Admiración por el derrotado

En cuanto tuvo noticia de que la tendencia de la votación era irreversible, José Antonio Meade reconoció que Andrés Manuel López Obrador había triunfado y le deseó éxito por el bien del país, actitud que el ahora triunfador no tuvo en ninguna de sus derrotas anteriores, tras las que denunció, sin pruebas, que había sido víctima de fraude, e incluso en una ocasión bloqueó como protesta Paseo de la Reforma. Admitir la victoria del adversario en las urnas es actitud propia de un demócrata.

            Después, tanto Ricardo Anaya como Jaime Rodríguez Calderón, El Bronco, seguramente orillados por la actitud de Meade, hicieron el mismo reconocimiento, a pesar de que el Instituto Nacional Electoral aún no daba a conocer cifras. No hacía falta. La victoria de López Obrador era indudable.

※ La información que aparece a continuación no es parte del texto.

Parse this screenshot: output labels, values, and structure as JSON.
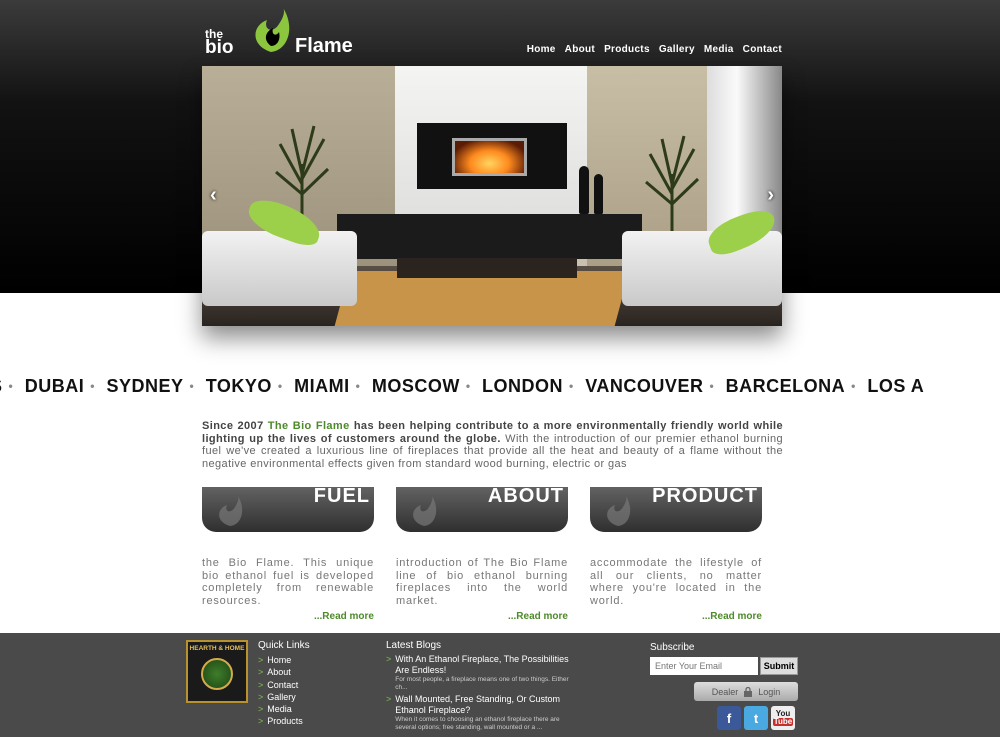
{
  "brand": {
    "the": "the",
    "bio": "bio",
    "flame": "Flame",
    "name": "The Bio Flame",
    "accent": "#4d8a2a",
    "leaf_green": "#7fc24a"
  },
  "nav": [
    "Home",
    "About",
    "Products",
    "Gallery",
    "Media",
    "Contact"
  ],
  "hero": {
    "prev_icon": "chevron-left-icon",
    "next_icon": "chevron-right-icon",
    "prev": "‹",
    "next": "›"
  },
  "cities": [
    "S",
    "DUBAI",
    "SYDNEY",
    "TOKYO",
    "MIAMI",
    "MOSCOW",
    "LONDON",
    "VANCOUVER",
    "BARCELONA",
    "LOS A"
  ],
  "intro": {
    "since": "Since 2007",
    "brand": "The Bio Flame",
    "bold_rest": "has been helping contribute to a more environmentally friendly world while lighting up the lives of customers around the globe.",
    "rest": "With the introduction of our premier ethanol burning fuel we've created a luxurious line of fireplaces that provide all the heat and beauty of a flame without the negative environmental effects given from standard wood burning, electric or gas"
  },
  "cards": [
    {
      "title": "FUEL",
      "text": "the Bio Flame. This unique bio ethanol fuel is developed completely from renewable resources.",
      "more": "...Read more"
    },
    {
      "title": "ABOUT",
      "text": "introduction of The Bio Flame line of bio ethanol burning fireplaces into the world market.",
      "more": "...Read more"
    },
    {
      "title": "PRODUCT",
      "text": "accommodate the lifestyle of all our clients, no matter where you're located in the world.",
      "more": "...Read more"
    }
  ],
  "footer": {
    "badge_top": "HEARTH & HOME",
    "quick_links_title": "Quick Links",
    "quick_links": [
      "Home",
      "About",
      "Contact",
      "Gallery",
      "Media",
      "Products"
    ],
    "blogs_title": "Latest Blogs",
    "blogs": [
      {
        "title": "With An Ethanol Fireplace, The Possibilities Are Endless!",
        "excerpt": "For most people, a fireplace means one of two things. Either ch..."
      },
      {
        "title": "Wall Mounted, Free Standing, Or Custom Ethanol Fireplace?",
        "excerpt": "When it comes to choosing an ethanol fireplace there are several options; free standing, wall mounted or a ..."
      }
    ],
    "subscribe_title": "Subscribe",
    "email_placeholder": "Enter Your Email",
    "submit": "Submit",
    "dealer": "Dealer",
    "login": "Login",
    "social": {
      "facebook": "f",
      "twitter": "t",
      "youtube_1": "You",
      "youtube_2": "Tube"
    }
  }
}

            Así, por primera vez desde que tenemos procesos electorales conducidos y calificados por un instituto profesional autónomo e imparcial, nadie puso en duda la voluntad de la mayoría de los ciudadanos, situación que en los países con regímenes democráticos consolidados no es excepcional. En una democracia, el proceder de los perdedores en cualquier contienda electoral debe ser la del deportista vencido en buena lid: aceptar el resultado.

            Es natural que en este momento todos los medios hablen del próximo Presidente. Está plenamente justificado que así sea, pues a él le tocará la complicada responsabilidad de conducir los asuntos públicos del país, los nacionales y los internacionales, en un momento que, como todos los anteriores en nuestra historia, presenta serias dificultades. Por otra parte, a los derrotados suele ignorárseles por el simple hecho de serlo.

            Precisamente por eso quiero en este espacio hablar de Meade. Es importante aclarar que no tengo amistad con él. Pero desde que se dio a conocer su candidatura, me pareció la mejor opción para la Presidencia de México, y lamento mucho que no haya ganado, porque tuvo que competir cargando el hándicap de ser el abanderado del PRI, partido a cuyo gobierno una buena parte de la ciudadanía atribuye todos los males del país sin reconocerle un solo mérito.

            Meade no es, nunca ha sido, priista ni panista. Fue colaborador brillante y honrado de presidentes de uno y otros signos políticos. Basta conocer su trayectoria, escucharlo, compararlo con sus competidores y saber que su estilo de vida no ha sido nunca incompatible con sus ingresos económicos para entender que era, por mucho, el mejor de los aspirantes.

            ¿Por qué decirlo ahora, cuando la suerte está echada, cuando los sufragios se han inclinado mayoritariamente por otro candidato? Lo quiero decir ahora porque no olvido las negaciones de Pedro antes del canto del gallo, porque siempre me ha producido placer intelectual expresar mis convicciones, sobre todo cuando van a contracorriente de las adhesiones de la mayoría, porque me ofenden emocionalmente los que ocultan sus posturas y preferencias al advertir que no son redituables, y porque toda la vida me ha resultado muy grato manifestar mi admiración por quienes considero que la merecen.

            Al escuchar a Meade admitir que el candidato favorecido en las urnas era precisamente el que propone un proyecto de Nación diametralmente distinto al suyo, lo admiré aún más. Era una muestra, inequívoca, de su talante democrático y de que el poder no es su obsesión: compitió por la Presidencia convencido de que era la persona idónea para ocuparla, pero aceptó las reglas democráticas, el veredicto de los votantes.

            A pesar de que las encuestas señalaban como claro favorito a López Obrador, no me abandonó la esperanza de que las empresas encuestadoras hubieran vuelto a fallar como tantas otras veces en diferentes países. Nunca he dejado de ser crédulo. Me encanta fantasear. Me siento fascinado ante lo improbable. Me han pasado cosas verdaderamente inauditas —si les contara, lectores— y nunca dejo de esperar sorpresas que contraríen lo previsible.

            En lo que no creo es en lo imposible, en las promesas que se hacen a sabiendas de que no tienen posibilidad alguna de cumplirse, en la demagogia que aprovecha tanto el hartazgo con lo existente como el desesperado afán de creer en lo prometido… aunque en el fondo realmente no se crea.